Measuring How Performant Performance Standards Are
When most of us think of outcomes being measured, often it is the outcome measures in view – that is, the performance measures students receive as they are assessed against a performance standard incapsulated in an outcome statement. That’s definitely one way to look at it. But let’s change the focal point and turn that microscope into a telescope.
How well are our performance standards doing? What standards are our performance standards held up against? These are often the more meta questions we consider in the Data Science team. We’re always trying to understand better how our tools work – to know what a dull knife looks like compared against a sharp one, as it were. When you hold a well-made tool in your hand, it almost does all the work for you.
Just like how we care about the difference between a fit statistic from of a chi-squared vs. a R-squared when testing for goodness of fit, we also care how well performance standards perform at their assessing.
Bloom’s taxonomy is a common standard for checking if an outcome measures up. Well-formed outcome statements, at minimum, should contain a single action that is measurable. For it to be measurable, it needs to be observable. One cannot observe whether a student simply understands synonyms; one needs instead to elicit an action that gives evidence of understanding, such as through a task for correctly matching words that are synonyms.

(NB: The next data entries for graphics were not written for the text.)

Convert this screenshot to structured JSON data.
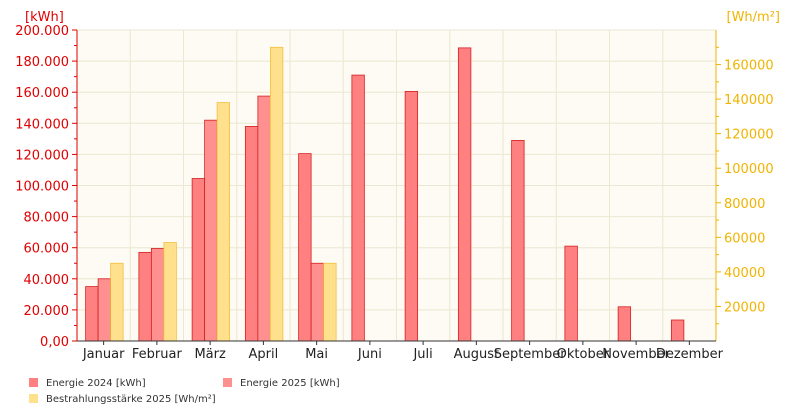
{
  "chart_data": {
    "type": "bar",
    "categories": [
      "Januar",
      "Februar",
      "März",
      "April",
      "Mai",
      "Juni",
      "Juli",
      "August",
      "September",
      "Oktober",
      "November",
      "Dezember"
    ],
    "series": [
      {
        "name": "Energie 2024 [kWh]",
        "axis": "left",
        "color": "#ff8080",
        "stroke": "#d42020",
        "values": [
          35000,
          57000,
          104500,
          138000,
          120500,
          171000,
          160500,
          188500,
          129000,
          61000,
          22000,
          13500
        ]
      },
      {
        "name": "Energie 2025 [kWh]",
        "axis": "left",
        "color": "#ff9090",
        "stroke": "#d42020",
        "values": [
          40000,
          59500,
          142000,
          157500,
          50000,
          null,
          null,
          null,
          null,
          null,
          null,
          null
        ]
      },
      {
        "name": "Bestrahlungsstärke 2025 [Wh/m²]",
        "axis": "right",
        "color": "#ffe08c",
        "stroke": "#f0c040",
        "values": [
          45000,
          57000,
          138000,
          170000,
          45000,
          null,
          null,
          null,
          null,
          null,
          null,
          null
        ]
      }
    ],
    "left_axis": {
      "unit_label": "[kWh]",
      "ylim": [
        0,
        200000
      ],
      "ticks": [
        0,
        20000,
        40000,
        60000,
        80000,
        100000,
        120000,
        140000,
        160000,
        180000,
        200000
      ],
      "tick_labels": [
        "0,00",
        "20.000",
        "40.000",
        "60.000",
        "80.000",
        "100.000",
        "120.000",
        "140.000",
        "160.000",
        "180.000",
        "200.000"
      ],
      "color": "#e00000"
    },
    "right_axis": {
      "unit_label": "[Wh/m²]",
      "ylim": [
        0,
        180000
      ],
      "ticks": [
        20000,
        40000,
        60000,
        80000,
        100000,
        120000,
        140000,
        160000
      ],
      "tick_labels": [
        "20000",
        "40000",
        "60000",
        "80000",
        "100000",
        "120000",
        "140000",
        "160000"
      ],
      "color": "#f0b400"
    },
    "grid": true,
    "legend": "bottom-left",
    "legend_entries": [
      "Energie 2024 [kWh]",
      "Energie 2025 [kWh]",
      "Bestrahlungsstärke 2025 [Wh/m²]"
    ]
  }
}
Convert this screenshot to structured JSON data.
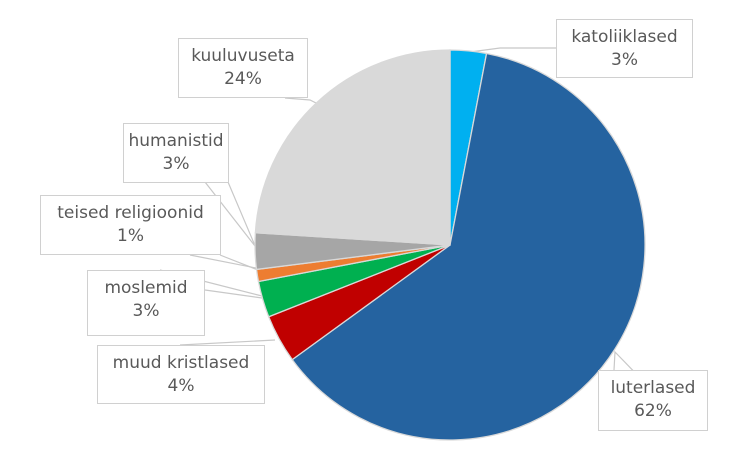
{
  "chart_data": {
    "type": "pie",
    "title": "",
    "start_angle_deg": 0,
    "direction": "clockwise",
    "slices": [
      {
        "label": "katoliiklased",
        "value": 3,
        "display": "3%",
        "color": "#00b0f0"
      },
      {
        "label": "luterlased",
        "value": 62,
        "display": "62%",
        "color": "#2563a0"
      },
      {
        "label": "muud kristlased",
        "value": 4,
        "display": "4%",
        "color": "#c00000"
      },
      {
        "label": "moslemid",
        "value": 3,
        "display": "3%",
        "color": "#00b050"
      },
      {
        "label": "teised religioonid",
        "value": 1,
        "display": "1%",
        "color": "#ed7d31"
      },
      {
        "label": "humanistid",
        "value": 3,
        "display": "3%",
        "color": "#a6a6a6"
      },
      {
        "label": "kuuluvuseta",
        "value": 24,
        "display": "24%",
        "color": "#d9d9d9"
      }
    ],
    "legend": "none",
    "data_labels": "callout boxes with category name and percentage"
  },
  "labels": {
    "katoliiklased": {
      "name": "katoliiklased",
      "pct": "3%"
    },
    "luterlased": {
      "name": "luterlased",
      "pct": "62%"
    },
    "muud_kristlased": {
      "name": "muud kristlased",
      "pct": "4%"
    },
    "moslemid": {
      "name": "moslemid",
      "pct": "3%"
    },
    "teised_religioonid": {
      "name": "teised religioonid",
      "pct": "1%"
    },
    "humanistid": {
      "name": "humanistid",
      "pct": "3%"
    },
    "kuuluvuseta": {
      "name": "kuuluvuseta",
      "pct": "24%"
    }
  }
}
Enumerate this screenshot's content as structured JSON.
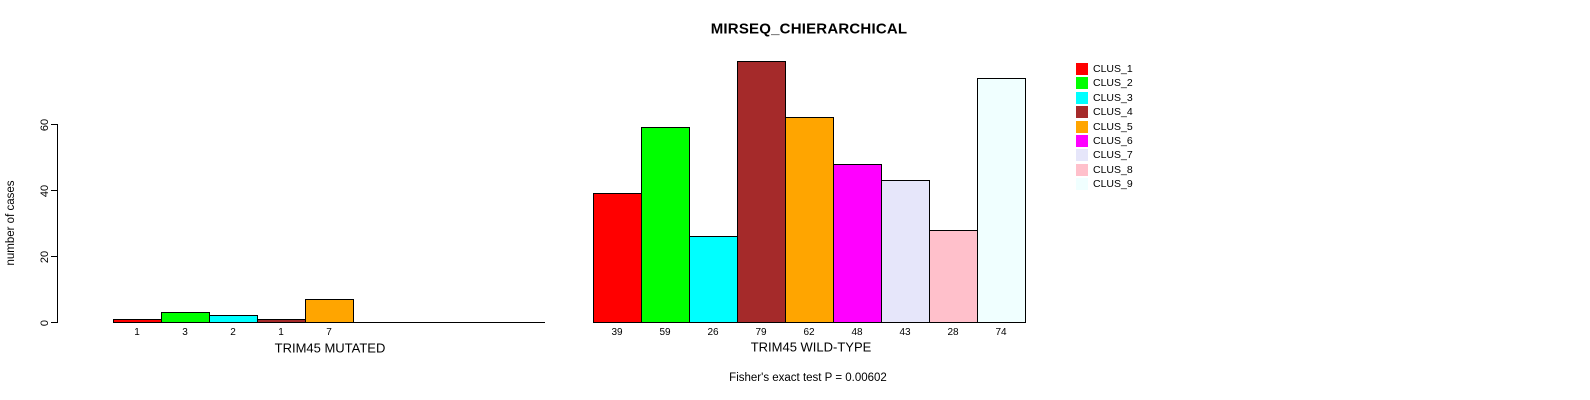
{
  "chart_data": {
    "type": "bar",
    "title": "MIRSEQ_CHIERARCHICAL",
    "ylabel": "number of cases",
    "subtitle": "Fisher's exact test P = 0.00602",
    "yticks": [
      0,
      20,
      40,
      60
    ],
    "ylim": [
      0,
      79
    ],
    "grid": false,
    "legend_position": "right-top",
    "bar_border_color": "#000000",
    "categories": [
      "CLUS_1",
      "CLUS_2",
      "CLUS_3",
      "CLUS_4",
      "CLUS_5",
      "CLUS_6",
      "CLUS_7",
      "CLUS_8",
      "CLUS_9"
    ],
    "colors": [
      "#FF0000",
      "#00FF00",
      "#00FFFF",
      "#A52A2A",
      "#FFA500",
      "#FF00FF",
      "#E6E6FA",
      "#FFC0CB",
      "#F0FFFF"
    ],
    "groups": [
      {
        "label": "TRIM45 MUTATED",
        "values": [
          1,
          3,
          2,
          1,
          7,
          0,
          0,
          0,
          0
        ]
      },
      {
        "label": "TRIM45 WILD-TYPE",
        "values": [
          39,
          59,
          26,
          79,
          62,
          48,
          43,
          28,
          74
        ]
      }
    ]
  }
}
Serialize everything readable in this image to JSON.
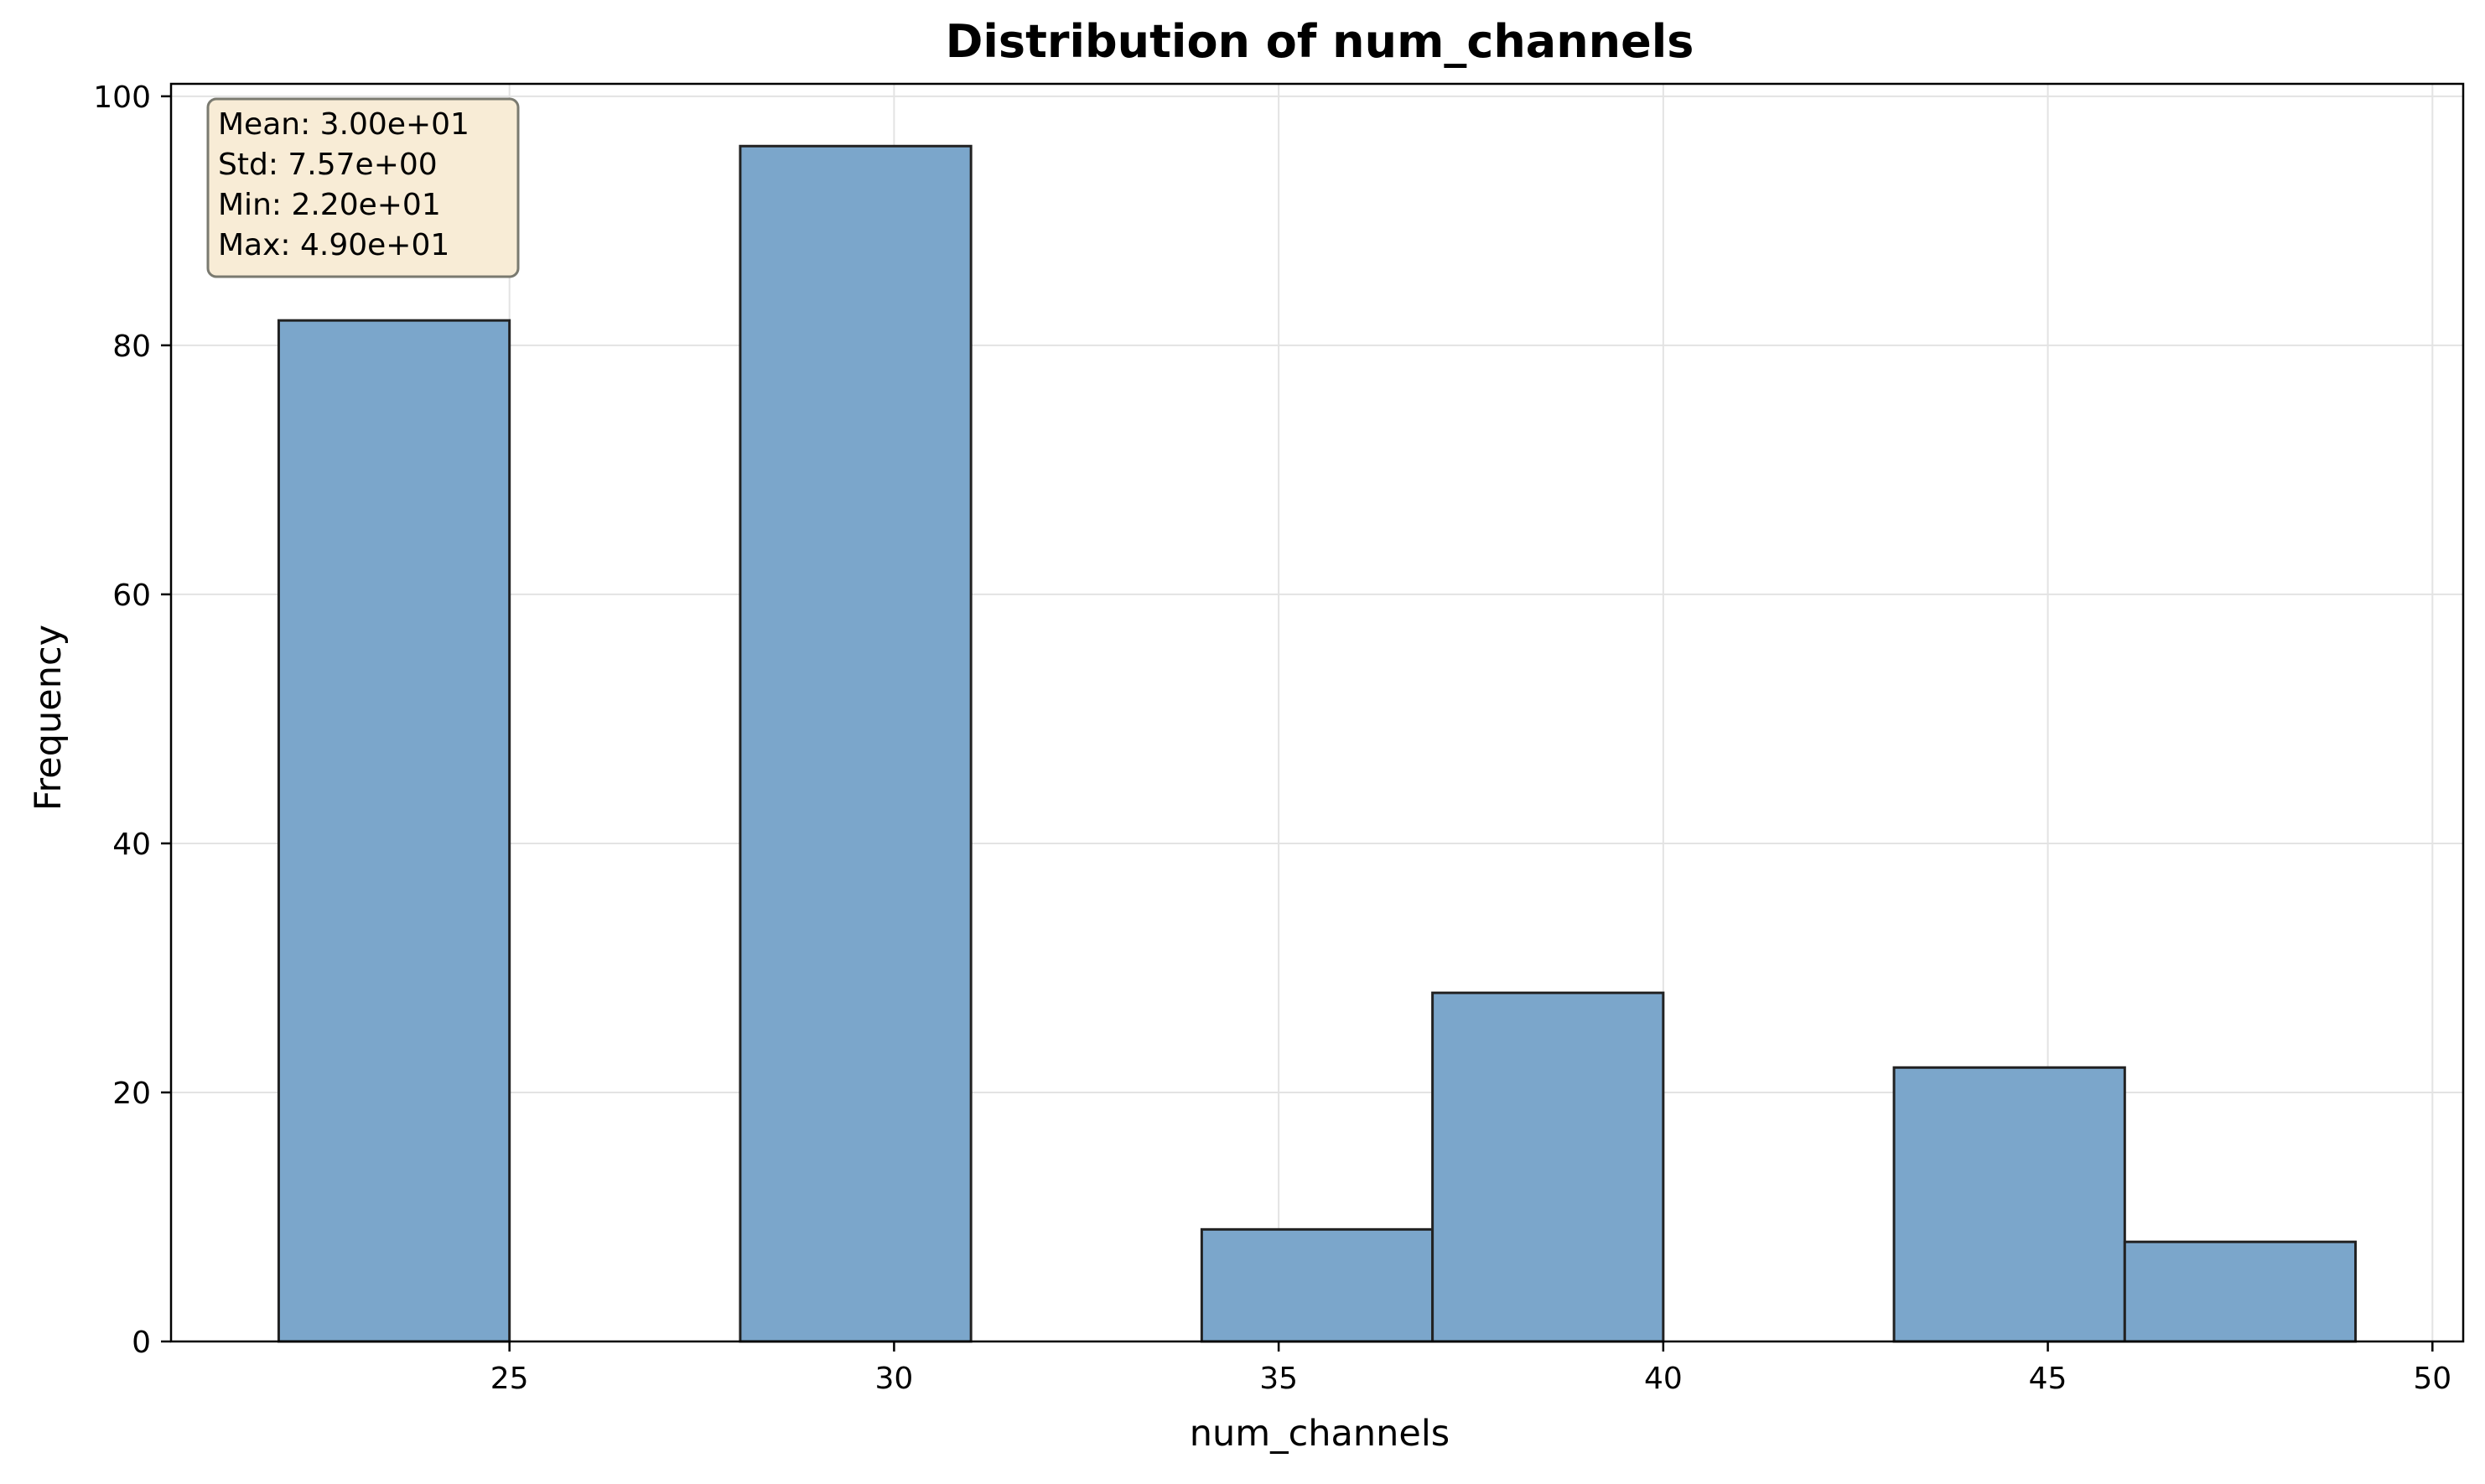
{
  "chart_data": {
    "type": "bar",
    "title": "Distribution of num_channels",
    "xlabel": "num_channels",
    "ylabel": "Frequency",
    "xlim": [
      20.6,
      50.4
    ],
    "ylim": [
      0,
      101
    ],
    "xticks": [
      25,
      30,
      35,
      40,
      45,
      50
    ],
    "yticks": [
      0,
      20,
      40,
      60,
      80,
      100
    ],
    "grid": true,
    "bins": [
      {
        "x0": 22,
        "x1": 25,
        "count": 82
      },
      {
        "x0": 25,
        "x1": 28,
        "count": 0
      },
      {
        "x0": 28,
        "x1": 31,
        "count": 96
      },
      {
        "x0": 31,
        "x1": 34,
        "count": 0
      },
      {
        "x0": 34,
        "x1": 37,
        "count": 9
      },
      {
        "x0": 37,
        "x1": 40,
        "count": 28
      },
      {
        "x0": 40,
        "x1": 43,
        "count": 0
      },
      {
        "x0": 43,
        "x1": 46,
        "count": 22
      },
      {
        "x0": 46,
        "x1": 49,
        "count": 8
      }
    ],
    "colors": {
      "bar_fill": "#7ba6cb",
      "bar_edge": "#222222",
      "grid": "#e3e3e3",
      "stats_box_fill": "#f8ecd6",
      "stats_box_edge": "#7a7a70"
    },
    "stats_box": {
      "placement": "top-left",
      "lines": [
        "Mean: 3.00e+01",
        "Std: 7.57e+00",
        "Min: 2.20e+01",
        "Max: 4.90e+01"
      ]
    }
  }
}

There are several versions and updates to Bloom’s original 1956 taxonomy of cognitive skills. The Data Science team at Campus Labs is working to develop an enhanced Bloom’s taxonomy that is comprehensive of the student as a whole person. But at their core, all these taxonomies are working from a first principle that outcome statements must contain a measurable action verb in order to be effective.
Blooms as Basic Goodness of Fit
Above we referenced different statistical measures of goodness of fit. Goodness of fit, as we know, describes our model’s ability to capture the variation in the data. Well-formed outcome statements enable one to represent the variation in student performance. A minimal measure of well-formedness would be whether or not an outcome statement can be categorized into a single level in the Bloom’s taxonomy.
If it cannot be categorized at all, it suggests that there is no student action to be observed, thus making it unmeasurable. Or if it can be categorized but into more than one Bloom’s level, then it suggests that the action one hopes to elicit from a student in order to assess their performance is overly complex (or ill-defined) and thus more prone to mismeasurement of various types.
Our Bloom’s algorithm is designed to implement the above intuitions. Even without seeing our code, it should still be apparent that our math is guided by the same motivations that led Bloom to develop and publish his original taxonomy 60 years ago: make education work better.
We think education working better can mean making the experience better too. Our algorithm manages the complexities in the backend so that the resulting experience feels and works better.